Enthusiasm for Learning Leads to Generous WCC Gift
Outside the west entrance to WCC’s Morris Lawrence building, shooting skyward like the fountain in the pond adjacent to it, is a brightly polished stainless steel sculpture. The artwork evokes the nature surrounding it and the music emanating from the building next to it, the unmistakable signature style of famed Mexican artist Leonardo Nierman.
The story of how the sculpture, titled “Equinoccio” (Spanish for Equinox), came to rest outside a place known for music and performance is an interesting one. It starts with a woman who studied at WCC and the enthusiasm she had for the opportunities she found in and out of the classroom.
Sonia Kaufman and her family have been close friends of Nierman for many years, according to Anne Rubin, director of WCC’s art gallery, Gallery One. “Sonia has taken several classes at Washtenaw,” Rubin said. “I think the class that excited her the most to that point was the one she took with [performing arts instructor] Traci Komarmy, which went to the Shakespeare Festival in Stratford, Ontario. Sonia thought that the College was doing terrific things.”

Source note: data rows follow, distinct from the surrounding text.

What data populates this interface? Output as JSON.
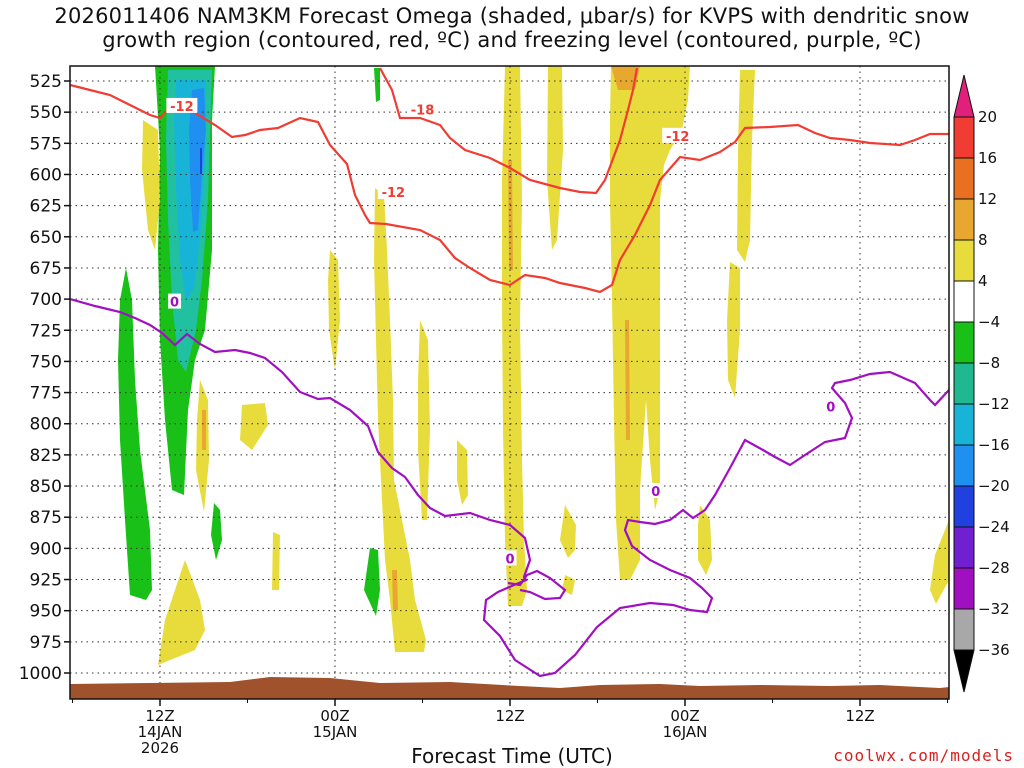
{
  "chart_data": {
    "type": "heatmap",
    "title_line1": "2026011406 NAM3KM Forecast Omega (shaded, μbar/s) for KVPS with dendritic snow",
    "title_line2": "growth region (contoured, red, ºC) and freezing level (contoured, purple, ºC)",
    "xlabel": "Forecast Time (UTC)",
    "credit": "coolwx.com/models",
    "y_ticks": [
      525,
      550,
      575,
      600,
      625,
      650,
      675,
      700,
      725,
      750,
      775,
      800,
      825,
      850,
      875,
      900,
      925,
      950,
      975,
      1000
    ],
    "x_ticks": [
      {
        "hour": 6,
        "l1": "12Z",
        "l2": "14JAN",
        "l3": "2026"
      },
      {
        "hour": 18,
        "l1": "00Z",
        "l2": "15JAN",
        "l3": ""
      },
      {
        "hour": 30,
        "l1": "12Z",
        "l2": "",
        "l3": ""
      },
      {
        "hour": 42,
        "l1": "00Z",
        "l2": "16JAN",
        "l3": ""
      },
      {
        "hour": 54,
        "l1": "12Z",
        "l2": "",
        "l3": ""
      }
    ],
    "x_range_hours": [
      0,
      60
    ],
    "y_range_mb": [
      1000,
      525
    ],
    "colorbar": {
      "labels": [
        "20",
        "16",
        "12",
        "8",
        "4",
        "−4",
        "−8",
        "−12",
        "−16",
        "−20",
        "−24",
        "−28",
        "−32",
        "−36"
      ],
      "colors": [
        "#e0207a",
        "#f03c32",
        "#e87020",
        "#e8a830",
        "#e8dc3c",
        "#ffffff",
        "#18c018",
        "#20b890",
        "#18b4d8",
        "#2090f0",
        "#2040e0",
        "#7020d0",
        "#a010c0",
        "#a8a8a8",
        "#000000"
      ]
    },
    "dendritic_contours": [
      {
        "label": "-12",
        "hour": 7.5,
        "mb": 545
      },
      {
        "label": "-18",
        "hour": 24,
        "mb": 548
      },
      {
        "label": "-12",
        "hour": 22,
        "mb": 614
      },
      {
        "label": "-12",
        "hour": 41.5,
        "mb": 569
      }
    ],
    "freezing_contours": [
      {
        "label": "0",
        "hour": 7,
        "mb": 702
      },
      {
        "label": "0",
        "hour": 30,
        "mb": 908
      },
      {
        "label": "0",
        "hour": 40,
        "mb": 854
      },
      {
        "label": "0",
        "hour": 52,
        "mb": 786
      }
    ]
  }
}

Kaufman was so excited about the opportunities the College made available to her and other students, Rubin said, that she discussed them with Nierman, who is very interested in education. That conversation inspired the generous gift of a Nierman sculpture from the Kaufman family.
This set in motion a host of activities, including an exhibition series on Latin American art in Gallery One that included an exhibition of Nierman’s tapestries and paintings. It culminated in a week-long travel/study opportunity to Mexico City in 2005 for 12 students, which included a visit to Nierman’s studio and dinner with the artist, whose music-inspired art is reflected in the affectionate title he has been given by friends and admirers.
“In Maestro Nierman’s neighborhood you see only ornate door fronts positioned close to the street; it’s hard to determine the layout of the house behind it,” said John Moreno, one of the people who participated in the trip. “Behind his house is a courtyard, then his studio. There had to be 20 or 30 sculptures of various sizes in the courtyard waiting to be sent out—it was really quite impressive. We knew he was going to donate one of them to the College, so we kept asking which one until it was pointed out to us. We took a lot of pictures of it so people back at the College could see what was coming.”
Moreno, a retired middle school teacher, was impressed by the energy of Nierman, who was then 73. “He starts work in his studio around 3:00pm and keeps going well into the night,” Moreno said. “He was quite hospitable and a very energizing man the two days he spent with us. That first day we had barely gotten into town and situated when he called and invited us to a performance of the Mexico City Symphony. Another day we toured some of the government buildings where his tapestries and paintings were displayed. The range of his work and his ability to go into different mediums is impressive.”
Many of the students who traveled to Mexico City were on hand when the sculpture was installed outside the Morris Lawrence building in June 2008, with the artist and Kaufman present. Today it stands in testament that opportunities await us everywhere.